Maybe I was afraid that if I got rid of these things that I may wish I had them some day in the future. What if I had a daughter and wanted to give her Aunt Ina Mae's ring? It wouldn't happen if I sold it for spending money. And maybe I was afraid that by selling gifts from Grandma Doris I was selling off my memories of her. It almost felt like betrayal.

When it came down to it, I had a lot of 'emotional clutter'. According to Peter Walsh, author of "Does This Clutter Make My Butt Look Fat?", there is a process to rid yourself of emotional clutter:

- Realize that if you let go of an item, you do not let go of that person.

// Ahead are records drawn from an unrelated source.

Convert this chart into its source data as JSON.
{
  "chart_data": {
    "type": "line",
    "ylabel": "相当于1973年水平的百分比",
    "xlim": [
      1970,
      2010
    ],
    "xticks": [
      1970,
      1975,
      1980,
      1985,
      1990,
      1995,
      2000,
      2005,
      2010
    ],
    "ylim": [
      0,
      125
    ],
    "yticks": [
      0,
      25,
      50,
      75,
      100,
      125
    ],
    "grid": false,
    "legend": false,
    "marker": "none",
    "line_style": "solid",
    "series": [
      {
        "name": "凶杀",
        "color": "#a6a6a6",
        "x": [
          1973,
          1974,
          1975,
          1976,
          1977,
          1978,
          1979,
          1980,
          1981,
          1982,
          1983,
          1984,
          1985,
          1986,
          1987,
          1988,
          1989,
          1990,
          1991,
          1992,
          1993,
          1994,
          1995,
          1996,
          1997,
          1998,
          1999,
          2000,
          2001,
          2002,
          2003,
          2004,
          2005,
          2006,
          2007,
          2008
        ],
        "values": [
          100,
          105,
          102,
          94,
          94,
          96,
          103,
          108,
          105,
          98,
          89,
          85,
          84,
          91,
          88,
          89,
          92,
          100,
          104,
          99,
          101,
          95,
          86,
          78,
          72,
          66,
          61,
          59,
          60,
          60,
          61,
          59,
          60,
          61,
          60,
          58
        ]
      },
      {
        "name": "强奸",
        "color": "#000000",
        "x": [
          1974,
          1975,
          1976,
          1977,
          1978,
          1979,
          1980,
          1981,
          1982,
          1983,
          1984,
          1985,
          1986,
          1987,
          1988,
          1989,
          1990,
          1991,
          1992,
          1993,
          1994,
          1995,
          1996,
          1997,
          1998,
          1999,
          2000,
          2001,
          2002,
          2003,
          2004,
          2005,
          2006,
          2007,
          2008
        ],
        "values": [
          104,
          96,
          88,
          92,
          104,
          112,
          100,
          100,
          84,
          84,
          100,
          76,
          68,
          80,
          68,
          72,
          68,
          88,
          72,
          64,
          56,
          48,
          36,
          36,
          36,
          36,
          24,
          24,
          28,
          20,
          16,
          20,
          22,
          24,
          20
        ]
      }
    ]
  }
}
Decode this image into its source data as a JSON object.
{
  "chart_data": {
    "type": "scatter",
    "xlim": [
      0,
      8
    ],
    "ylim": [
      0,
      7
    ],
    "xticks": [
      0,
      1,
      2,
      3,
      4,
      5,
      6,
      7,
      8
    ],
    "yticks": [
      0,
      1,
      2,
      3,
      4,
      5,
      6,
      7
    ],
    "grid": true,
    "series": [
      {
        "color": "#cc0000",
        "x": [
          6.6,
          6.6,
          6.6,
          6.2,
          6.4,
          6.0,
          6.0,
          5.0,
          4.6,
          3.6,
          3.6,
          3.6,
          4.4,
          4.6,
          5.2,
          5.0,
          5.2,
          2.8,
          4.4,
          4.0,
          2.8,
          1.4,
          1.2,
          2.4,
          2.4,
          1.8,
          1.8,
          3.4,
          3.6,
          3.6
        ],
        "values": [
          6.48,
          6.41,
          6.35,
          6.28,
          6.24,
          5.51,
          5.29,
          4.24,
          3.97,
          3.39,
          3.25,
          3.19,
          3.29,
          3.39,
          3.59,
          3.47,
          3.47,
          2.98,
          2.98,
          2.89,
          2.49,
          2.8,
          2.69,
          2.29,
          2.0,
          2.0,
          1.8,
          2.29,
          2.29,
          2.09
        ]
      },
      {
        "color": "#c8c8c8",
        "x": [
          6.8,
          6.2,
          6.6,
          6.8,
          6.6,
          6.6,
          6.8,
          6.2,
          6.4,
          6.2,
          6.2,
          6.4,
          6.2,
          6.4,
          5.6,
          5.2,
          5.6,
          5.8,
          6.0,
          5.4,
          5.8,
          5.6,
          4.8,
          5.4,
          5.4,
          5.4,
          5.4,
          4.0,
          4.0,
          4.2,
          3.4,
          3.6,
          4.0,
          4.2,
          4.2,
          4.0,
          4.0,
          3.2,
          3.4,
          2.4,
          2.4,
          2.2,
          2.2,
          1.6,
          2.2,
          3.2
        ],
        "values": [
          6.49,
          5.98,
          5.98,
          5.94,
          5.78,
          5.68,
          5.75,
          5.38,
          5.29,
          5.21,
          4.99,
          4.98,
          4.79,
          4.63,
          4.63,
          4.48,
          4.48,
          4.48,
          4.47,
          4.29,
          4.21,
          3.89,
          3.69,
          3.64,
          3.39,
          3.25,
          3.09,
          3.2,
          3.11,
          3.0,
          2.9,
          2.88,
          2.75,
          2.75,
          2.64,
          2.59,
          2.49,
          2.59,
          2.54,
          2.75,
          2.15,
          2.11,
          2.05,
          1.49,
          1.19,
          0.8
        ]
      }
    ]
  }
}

People do not live on through material items.

- Hold on to items that only bring back positive memories, not painful ones.

- If there are items that encourage you to keep up a ritual based on grief, consider letting it go and focus on the positive instead.

- Make sure your space has a great representation of the past but also leaves room for you to celebrate the present and plan for the future.

- Keep the items that truly represent your loved one.

Armed with Peter's list I sorted through again. This time I held each item in my hand and decided if it really meant anything to me. Believe it or not, the second time around most things ended up in the sell box or in the garbage. I realized that I had other gifts from family members and friends that were much more important to me than a piece of jewelry. I didn't even feel bad about it.

All in all, I made $75 and emptied out one large jewelry box. It felt so good I moved on to my closet, bookshelves, and linen closet. Unfortunately my butt was not any smaller, but I did feel a little lighter inside.

I'm sure we all have some sort of emotional clutter, minimal or severe. Sort through some of yours this week. You'll be surprised how great it feels.